Barefoot from Heaven said...

Oh Mark I can so see what you mean with the christmas story. You told it with your heart and it beams of my screen.

I'm gladd you don't feel to sorry for yourself. Be a happy Mark and the days will be filled with warmth.
Happy holidays. Hugs Dagmar

Diahn said...

I'm so glad that you were able to enjoy your Christmas despite being away from your families - sounds like you have some special guys on that tug, as well as some special families back home!

dcpeg said...

It's all about attitude, isn't it! Whining about missing your families just didn't belong on that tug. You all had the spirit and made it work for you. Still, I'm glad cellphones keep you in touch. Hearing a loved one's voice is such a gift in itself! Merry-day-after-Christmas!!

beth said...

did I wish you a merry christmas....I think I did...actually I'm sure I did...but now that I've gotten this far with this comment, I'll wish you a happy new year....
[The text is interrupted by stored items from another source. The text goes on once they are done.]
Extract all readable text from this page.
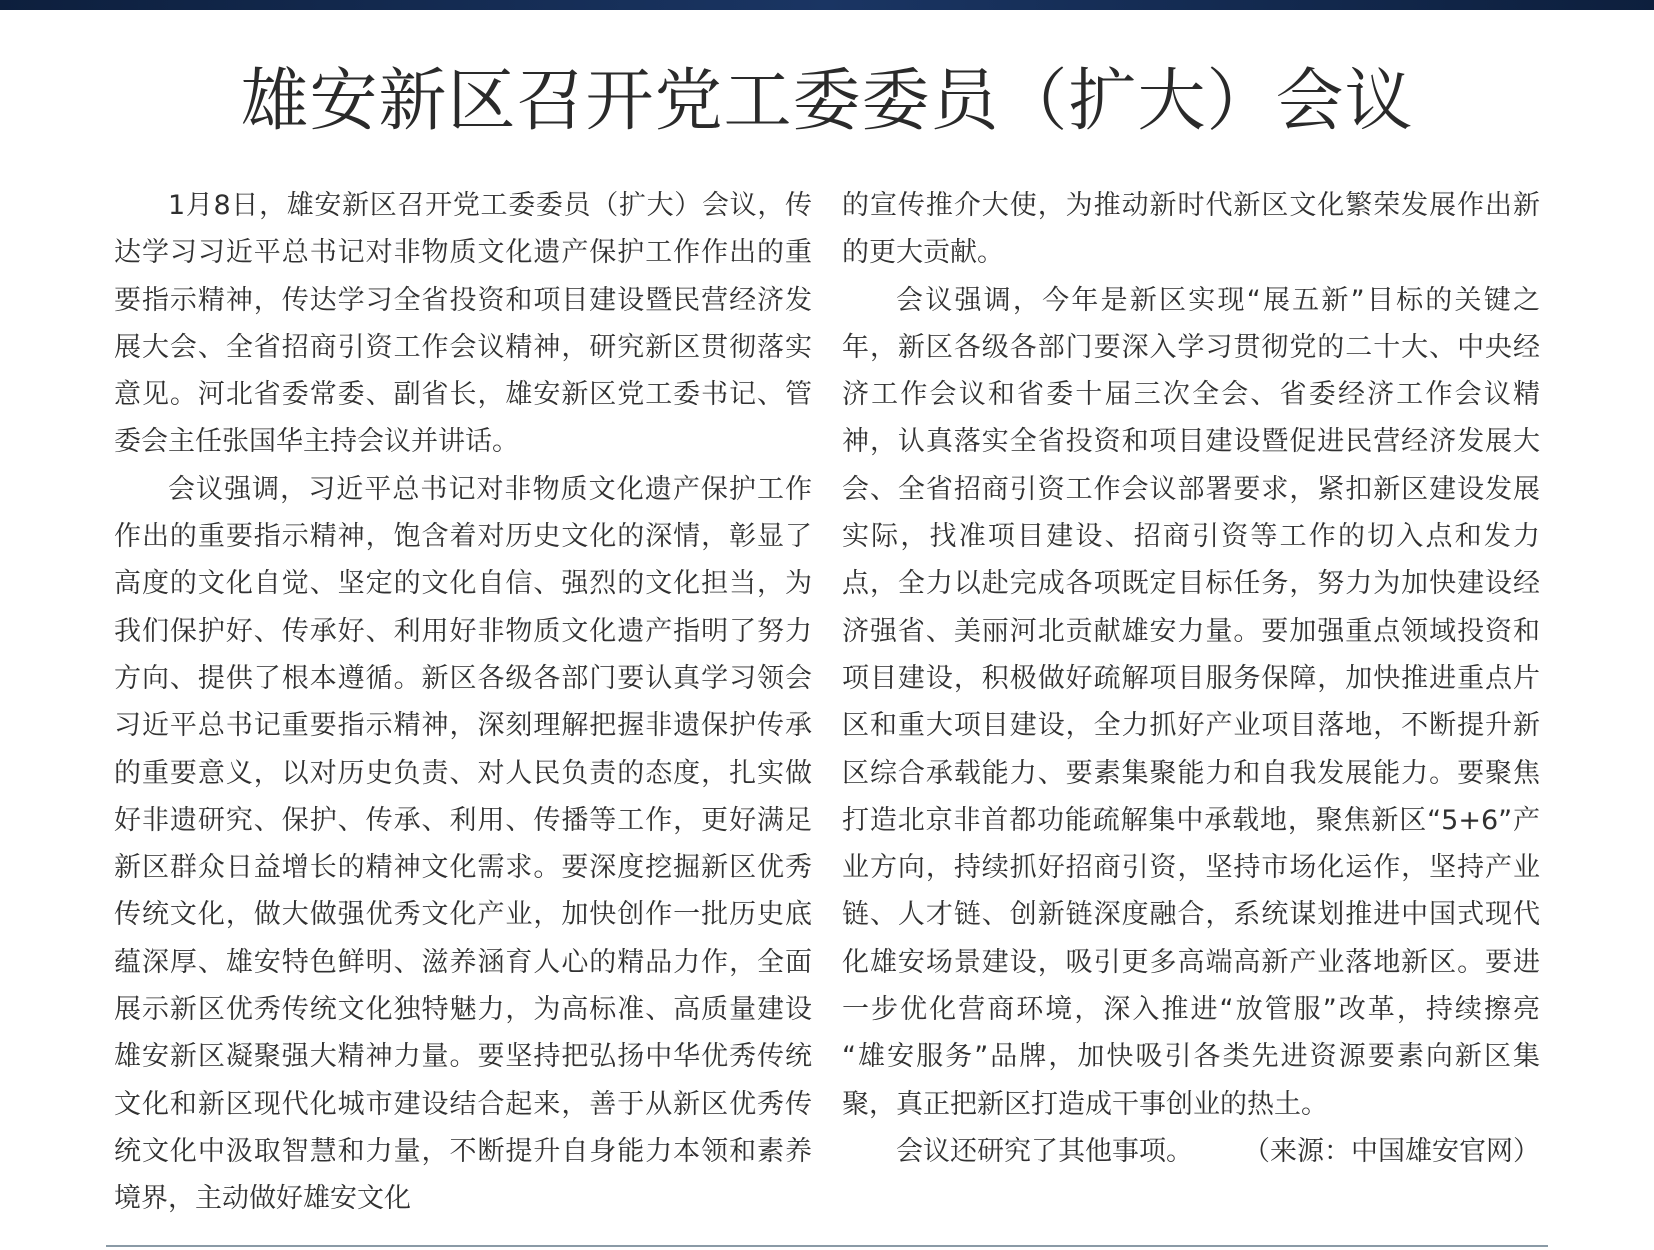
雄安新区召开党工委委员（扩大）会议

1月8日，雄安新区召开党工委委员（扩大）会议，传达学习习近平总书记对非物质文化遗产保护工作作出的重要指示精神，传达学习全省投资和项目建设暨民营经济发展大会、全省招商引资工作会议精神，研究新区贯彻落实意见。河北省委常委、副省长，雄安新区党工委书记、管委会主任张国华主持会议并讲话。

会议强调，习近平总书记对非物质文化遗产保护工作作出的重要指示精神，饱含着对历史文化的深情，彰显了高度的文化自觉、坚定的文化自信、强烈的文化担当，为我们保护好、传承好、利用好非物质文化遗产指明了努力方向、提供了根本遵循。新区各级各部门要认真学习领会习近平总书记重要指示精神，深刻理解把握非遗保护传承的重要意义，以对历史负责、对人民负责的态度，扎实做好非遗研究、保护、传承、利用、传播等工作，更好满足新区群众日益增长的精神文化需求。要深度挖掘新区优秀传统文化，做大做强优秀文化产业，加快创作一批历史底蕴深厚、雄安特色鲜明、滋养涵育人心的精品力作，全面展示新区优秀传统文化独特魅力，为高标准、高质量建设雄安新区凝聚强大精神力量。要坚持把弘扬中华优秀传统文化和新区现代化城市建设结合起来，善于从新区优秀传统文化中汲取智慧和力量，不断提升自身能力本领和素养境界，主动做好雄安文化

的宣传推介大使，为推动新时代新区文化繁荣发展作出新的更大贡献。

会议强调，今年是新区实现“展五新”目标的关键之年，新区各级各部门要深入学习贯彻党的二十大、中央经济工作会议和省委十届三次全会、省委经济工作会议精神，认真落实全省投资和项目建设暨促进民营经济发展大会、全省招商引资工作会议部署要求，紧扣新区建设发展实际，找准项目建设、招商引资等工作的切入点和发力点，全力以赴完成各项既定目标任务，努力为加快建设经济强省、美丽河北贡献雄安力量。要加强重点领域投资和项目建设，积极做好疏解项目服务保障，加快推进重点片区和重大项目建设，全力抓好产业项目落地，不断提升新区综合承载能力、要素集聚能力和自我发展能力。要聚焦打造北京非首都功能疏解集中承载地，聚焦新区“5+6”产业方向，持续抓好招商引资，坚持市场化运作，坚持产业链、人才链、创新链深度融合，系统谋划推进中国式现代化雄安场景建设，吸引更多高端高新产业落地新区。要进一步优化营商环境，深入推进“放管服”改革，持续擦亮 “雄安服务”品牌，加快吸引各类先进资源要素向新区集聚，真正把新区打造成干事创业的热土。

会议还研究了其他事项。 （来源：中国雄安官网）
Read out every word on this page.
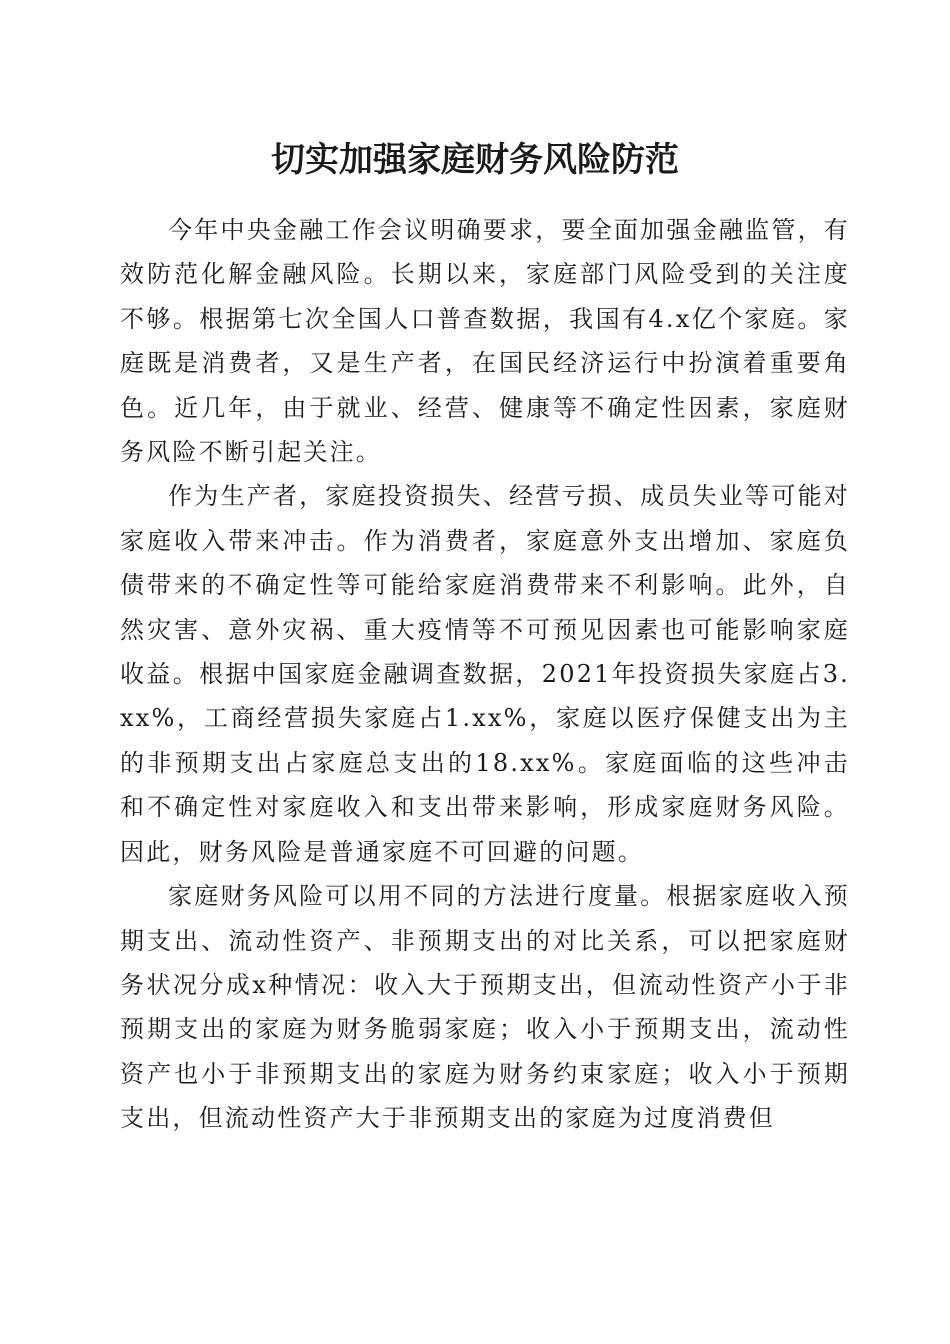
切实加强家庭财务风险防范

今年中央金融工作会议明确要求，要全面加强金融监管，有效防范化解金融风险。长期以来，家庭部门风险受到的关注度不够。根据第七次全国人口普查数据，我国有4.x亿个家庭。家庭既是消费者，又是生产者，在国民经济运行中扮演着重要角色。近几年，由于就业、经营、健康等不确定性因素，家庭财务风险不断引起关注。

作为生产者，家庭投资损失、经营亏损、成员失业等可能对家庭收入带来冲击。作为消费者，家庭意外支出增加、家庭负债带来的不确定性等可能给家庭消费带来不利影响。此外，自然灾害、意外灾祸、重大疫情等不可预见因素也可能影响家庭收益。根据中国家庭金融调查数据，2021年投资损失家庭占3.xx%，工商经营损失家庭占1.xx%，家庭以医疗保健支出为主的非预期支出占家庭总支出的18.xx%。家庭面临的这些冲击和不确定性对家庭收入和支出带来影响，形成家庭财务风险。因此，财务风险是普通家庭不可回避的问题。

家庭财务风险可以用不同的方法进行度量。根据家庭收入预期支出、流动性资产、非预期支出的对比关系，可以把家庭财务状况分成x种情况：收入大于预期支出，但流动性资产小于非预期支出的家庭为财务脆弱家庭；收入小于预期支出，流动性资产也小于非预期支出的家庭为财务约束家庭；收入小于预期支出，但流动性资产大于非预期支出的家庭为过度消费但
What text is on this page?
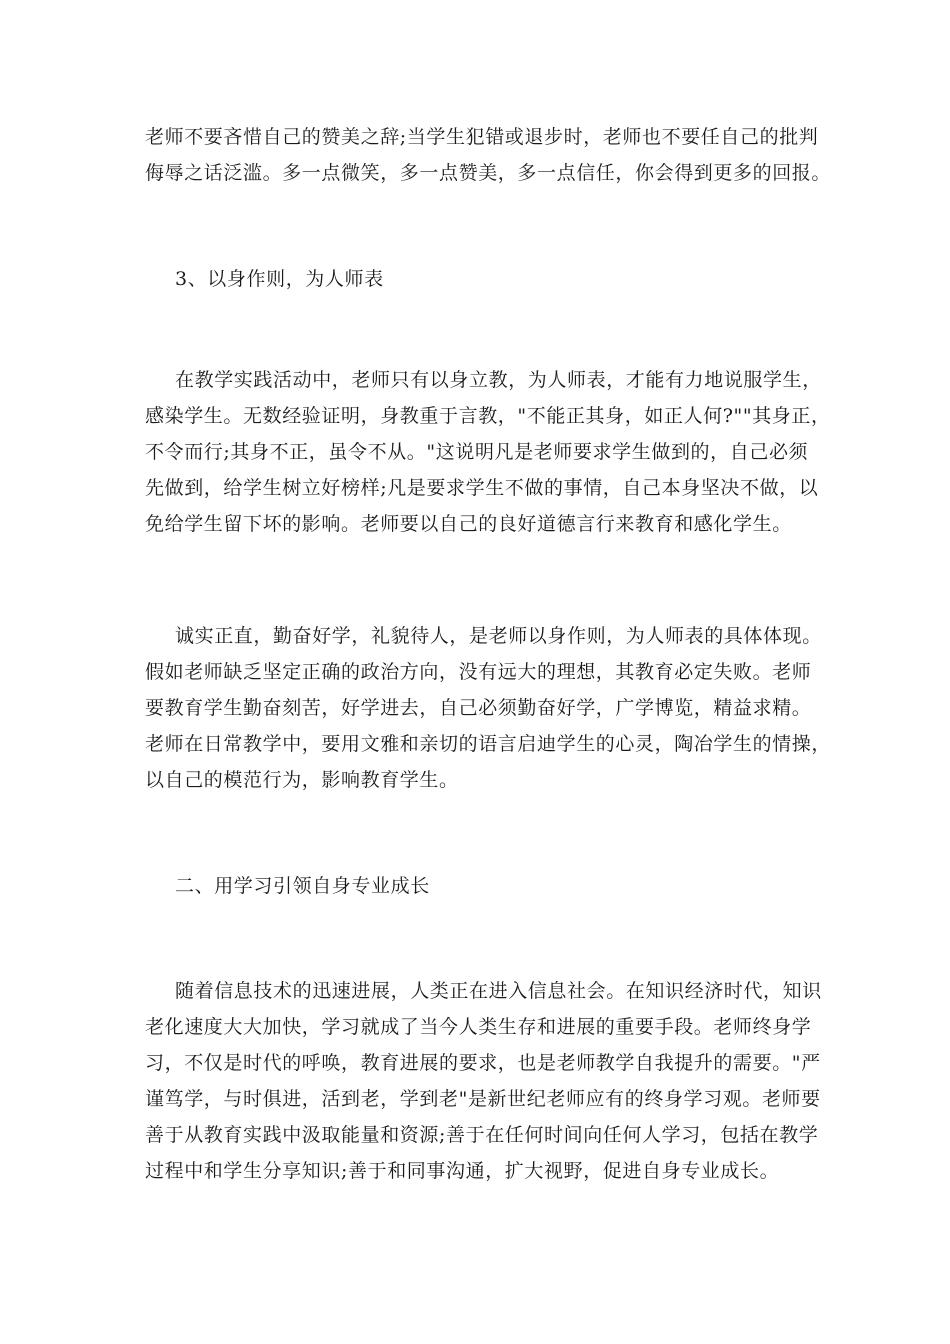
老师不要吝惜自己的赞美之辞;当学生犯错或退步时，老师也不要任自己的批判
侮辱之话泛滥。多一点微笑，多一点赞美，多一点信任，你会得到更多的回报。
3、以身作则，为人师表
在教学实践活动中，老师只有以身立教，为人师表，才能有力地说服学生，
感染学生。无数经验证明，身教重于言教，"不能正其身，如正人何?""其身正，
不令而行;其身不正，虽令不从。"这说明凡是老师要求学生做到的，自己必须
先做到，给学生树立好榜样;凡是要求学生不做的事情，自己本身坚决不做，以
免给学生留下坏的影响。老师要以自己的良好道德言行来教育和感化学生。
诚实正直，勤奋好学，礼貌待人，是老师以身作则，为人师表的具体体现。
假如老师缺乏坚定正确的政治方向，没有远大的理想，其教育必定失败。老师
要教育学生勤奋刻苦，好学进去，自己必须勤奋好学，广学博览，精益求精。
老师在日常教学中，要用文雅和亲切的语言启迪学生的心灵，陶冶学生的情操，
以自己的模范行为，影响教育学生。
二、用学习引领自身专业成长
随着信息技术的迅速进展，人类正在进入信息社会。在知识经济时代，知识
老化速度大大加快，学习就成了当今人类生存和进展的重要手段。老师终身学
习，不仅是时代的呼唤，教育进展的要求，也是老师教学自我提升的需要。"严
谨笃学，与时俱进，活到老，学到老"是新世纪老师应有的终身学习观。老师要
善于从教育实践中汲取能量和资源;善于在任何时间向任何人学习，包括在教学
过程中和学生分享知识;善于和同事沟通，扩大视野，促进自身专业成长。
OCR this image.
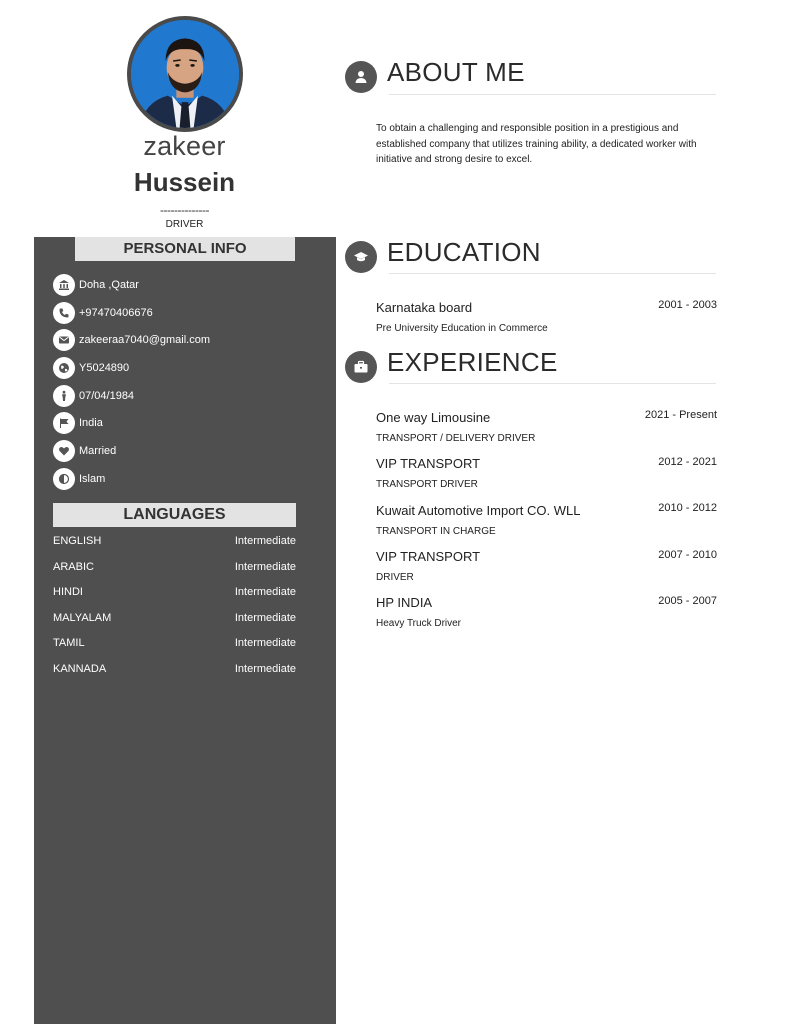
zakeer
Hussein
--------------
DRIVER
PERSONAL INFO
Doha ,Qatar
+97470406676
zakeeraa7040@gmail.com
Y5024890
07/04/1984
India
Married
Islam
LANGUAGES
ENGLISH	Intermediate
ARABIC	Intermediate
HINDI	Intermediate
MALYALAM	Intermediate
TAMIL	Intermediate
KANNADA	Intermediate
ABOUT ME
To obtain a challenging and responsible position in a prestigious and established company that utilizes training ability, a dedicated worker with initiative and strong desire to excel.
EDUCATION
Karnataka board	2001 - 2003
Pre University Education in Commerce
EXPERIENCE
One way Limousine	2021 - Present
TRANSPORT / DELIVERY DRIVER
VIP TRANSPORT	2012 - 2021
TRANSPORT DRIVER
Kuwait Automotive Import CO. WLL	2010 - 2012
TRANSPORT IN CHARGE
VIP TRANSPORT	2007 - 2010
DRIVER
HP INDIA	2005 - 2007
Heavy Truck Driver
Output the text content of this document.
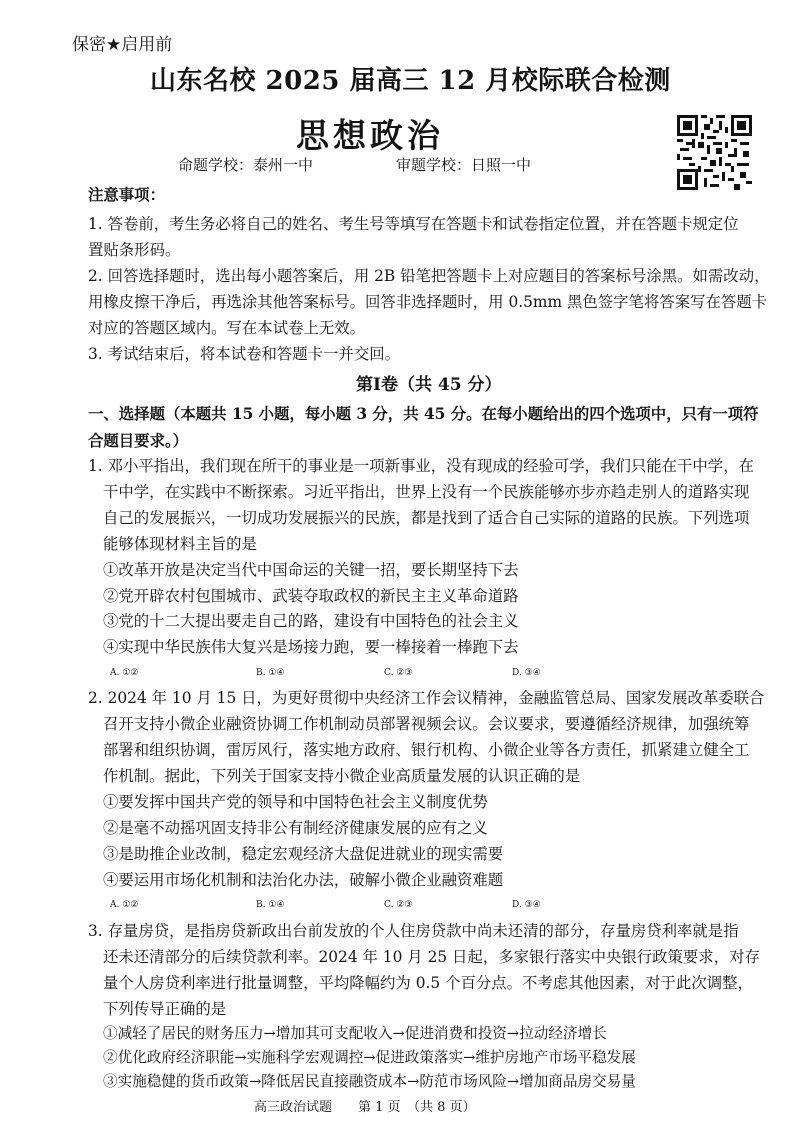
保密★启用前
山东名校 2025 届高三 12 月校际联合检测
思想政治
命题学校：泰州一中	审题学校：日照一中
注意事项：
1. 答卷前，考生务必将自己的姓名、考生号等填写在答题卡和试卷指定位置，并在答题卡规定位
置贴条形码。
2. 回答选择题时，选出每小题答案后，用 2B 铅笔把答题卡上对应题目的答案标号涂黑。如需改动，
用橡皮擦干净后，再选涂其他答案标号。回答非选择题时，用 0.5mm 黑色签字笔将答案写在答题卡
对应的答题区域内。写在本试卷上无效。
3. 考试结束后，将本试卷和答题卡一并交回。
第Ⅰ卷（共 45 分）
一、选择题（本题共 15 小题，每小题 3 分，共 45 分。在每小题给出的四个选项中，只有一项符
合题目要求。）
1. 邓小平指出，我们现在所干的事业是一项新事业，没有现成的经验可学，我们只能在干中学，在
干中学，在实践中不断探索。习近平指出，世界上没有一个民族能够亦步亦趋走别人的道路实现
自己的发展振兴，一切成功发展振兴的民族，都是找到了适合自己实际的道路的民族。下列选项
能够体现材料主旨的是
①改革开放是决定当代中国命运的关键一招，要长期坚持下去
②党开辟农村包围城市、武装夺取政权的新民主主义革命道路
③党的十二大提出要走自己的路，建设有中国特色的社会主义
④实现中华民族伟大复兴是场接力跑，要一棒接着一棒跑下去
A. ①②	B. ①④	C. ②③	D. ③④
2. 2024 年 10 月 15 日，为更好贯彻中央经济工作会议精神，金融监管总局、国家发展改革委联合
召开支持小微企业融资协调工作机制动员部署视频会议。会议要求，要遵循经济规律，加强统筹
部署和组织协调，雷厉风行，落实地方政府、银行机构、小微企业等各方责任，抓紧建立健全工
作机制。据此，下列关于国家支持小微企业高质量发展的认识正确的是
①要发挥中国共产党的领导和中国特色社会主义制度优势
②是毫不动摇巩固支持非公有制经济健康发展的应有之义
③是助推企业改制，稳定宏观经济大盘促进就业的现实需要
④要运用市场化机制和法治化办法，破解小微企业融资难题
A. ①②	B. ①④	C. ②③	D. ③④
3. 存量房贷，是指房贷新政出台前发放的个人住房贷款中尚未还清的部分，存量房贷利率就是指
还未还清部分的后续贷款利率。2024 年 10 月 25 日起，多家银行落实中央银行政策要求，对存
量个人房贷利率进行批量调整，平均降幅约为 0.5 个百分点。不考虑其他因素，对于此次调整，
下列传导正确的是
①减轻了居民的财务压力→增加其可支配收入→促进消费和投资→拉动经济增长
②优化政府经济职能→实施科学宏观调控→促进政策落实→维护房地产市场平稳发展
③实施稳健的货币政策→降低居民直接融资成本→防范市场风险→增加商品房交易量
高三政治试题　　第 1 页　（共 8 页）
can you remind in a few days that I did that ?

thanks mark, you're the best !

slommler said...

Merry belated Christmas!! Sounds like yours went pretty well, considering. And that is good!
Great pics too!
Happy New Year
Hugs
SueAnn

Elena said...

Merry Christmas Mark. Loved your story and how you guys pulled together a yummy looking meal. If you look closely you could still see the glimmer of excitement even in the adult men's eyes.

Carol said...

I can imagine that it's hard to be away from family at Christmas, but it sounds like your work colleagues came a good second best :-)

have a fantastic new year Mark!

Marilyn said...

So happy to hear you had a good Christmas eventhough you weren't home where your heart was. I do remember the Rifle Man and how all the little boys wanted a rifle just like his.

clairedulalune said...

What a lovely gift to give to your captain! Good times at Christmas on the boat! Happy New year to you Mark!